Batswana at risk of being scammed by unscrupulous forex traders
- NBFIRA not empowered to regulate forex traders
- Bank of Botswana can only intervene when there is illegal deposit taking
Financial regulatory organizations, Non-Bank Financial Institution Regulatory Authority (NBFIRA) and Bank of Botswana (BoB) are not be able to protect Batswana from possible scams and fraud by companies or individuals masquerading as forex traders.
The long and short of the responses of the two institutions to Gazette Business was that they do not have the authority to preemptively intervene in the interest of the public to avoid them losing money to illegal forex traders. The enquiry stemmed from the recent social media buzz about a South African forex trader Refilwe Nkele Wayne also known as Ref Wayne, whose credibility is questioned after he opened “Pipcoin Scheme” operations in Botswana.
NBFIRA last week revealed that it does not have powers to regulate and investigate forex trading and such could not authenticate claims against Pipcoin or stop it from operating in Botswana: “We can’t stop the business but we can only caution people to be careful when investing their money in the schemes. We don’t have any powers to regulate and its Bank of Botswana who regulates the business.”
Despite being tossed the gauntlet, the Bank of Botswana itself revolved the door of responsibility to the Botswana Police who they seem to believe are the appropriate authority to investigate Pipcoin and forex trading issues. A source within BoB said the bank can only intervene when there is illegal deposit taking.
Independent local consumer rights advocacy, Consumer Watchdog, were the first to point out the red flags over the scheme, warning the public not to invest money in it saying it was created solely to swindle money from unsuspecting victims.
Thulani Maphiliba, an individual who claims to know Ref Wayne also raised the same concern, saying Pipcoin was a scam and has no servers, meaning that its cofounders use laptops to control operations despite them claiming their system is decentralized.
According Maphiliba, Pipcoin is not a cryptocurrency but an imitation of MMM with a few adjustments mean to deceive people into believing it is legitimate.
“Eventually the money ends up on his personal bank accounts. I already have two people that have come forward and are willing to testify that their accounts were also used to ship money around,” reads part of a public letter Maphiliba put out in which he claims the scheme owner has multiple bank accounts with different names and that he moves money through his “syndicate”.
While Ref Wayne did not respond to questions sent to him by this publication last Wednesday, he appears to blame the bad rap he is getting on other individuals and organizations who he says scam people using his names. The scammers, he wrote, were also responsible for creating a fake Ref Wayne Facebook page and using a Botswana Stock Exchange logo
While he says Pipcoin is not a ponzi scheme or investment company, he did not disclose how his business generates money. He however says his ambition is to teach and produce at least 10 000 profitable forex traders in Botswana by the end 2017.

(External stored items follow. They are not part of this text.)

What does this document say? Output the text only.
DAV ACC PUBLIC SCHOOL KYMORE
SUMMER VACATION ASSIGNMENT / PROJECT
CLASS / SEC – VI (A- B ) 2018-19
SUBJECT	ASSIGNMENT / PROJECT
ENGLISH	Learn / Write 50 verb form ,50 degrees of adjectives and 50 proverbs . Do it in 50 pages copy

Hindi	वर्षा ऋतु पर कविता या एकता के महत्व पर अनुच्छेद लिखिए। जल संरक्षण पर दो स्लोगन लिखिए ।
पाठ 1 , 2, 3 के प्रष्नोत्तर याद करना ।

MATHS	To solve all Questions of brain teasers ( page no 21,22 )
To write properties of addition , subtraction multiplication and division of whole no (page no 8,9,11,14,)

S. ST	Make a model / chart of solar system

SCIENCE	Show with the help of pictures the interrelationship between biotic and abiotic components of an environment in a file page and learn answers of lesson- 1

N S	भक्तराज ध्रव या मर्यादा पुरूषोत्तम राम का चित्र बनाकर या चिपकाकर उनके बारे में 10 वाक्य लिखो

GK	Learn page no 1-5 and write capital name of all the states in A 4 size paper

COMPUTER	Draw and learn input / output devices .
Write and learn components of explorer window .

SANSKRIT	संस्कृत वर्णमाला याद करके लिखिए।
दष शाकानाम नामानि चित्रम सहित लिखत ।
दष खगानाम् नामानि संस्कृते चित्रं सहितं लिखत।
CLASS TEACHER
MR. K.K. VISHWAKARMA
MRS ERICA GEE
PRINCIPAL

Co-founder of a local forex trading company, Kikase Forex Trading, Kitso Segolodi has however cautioned the public about the increasing number of South African fraudsters who target countries like Botswana where people do not understand how forex trading works. He explained that forex trading is a business not a quick fix of financial problems contrary to the impression created by scammers who flaunt money to portray an unrealistic picture about returns on investment.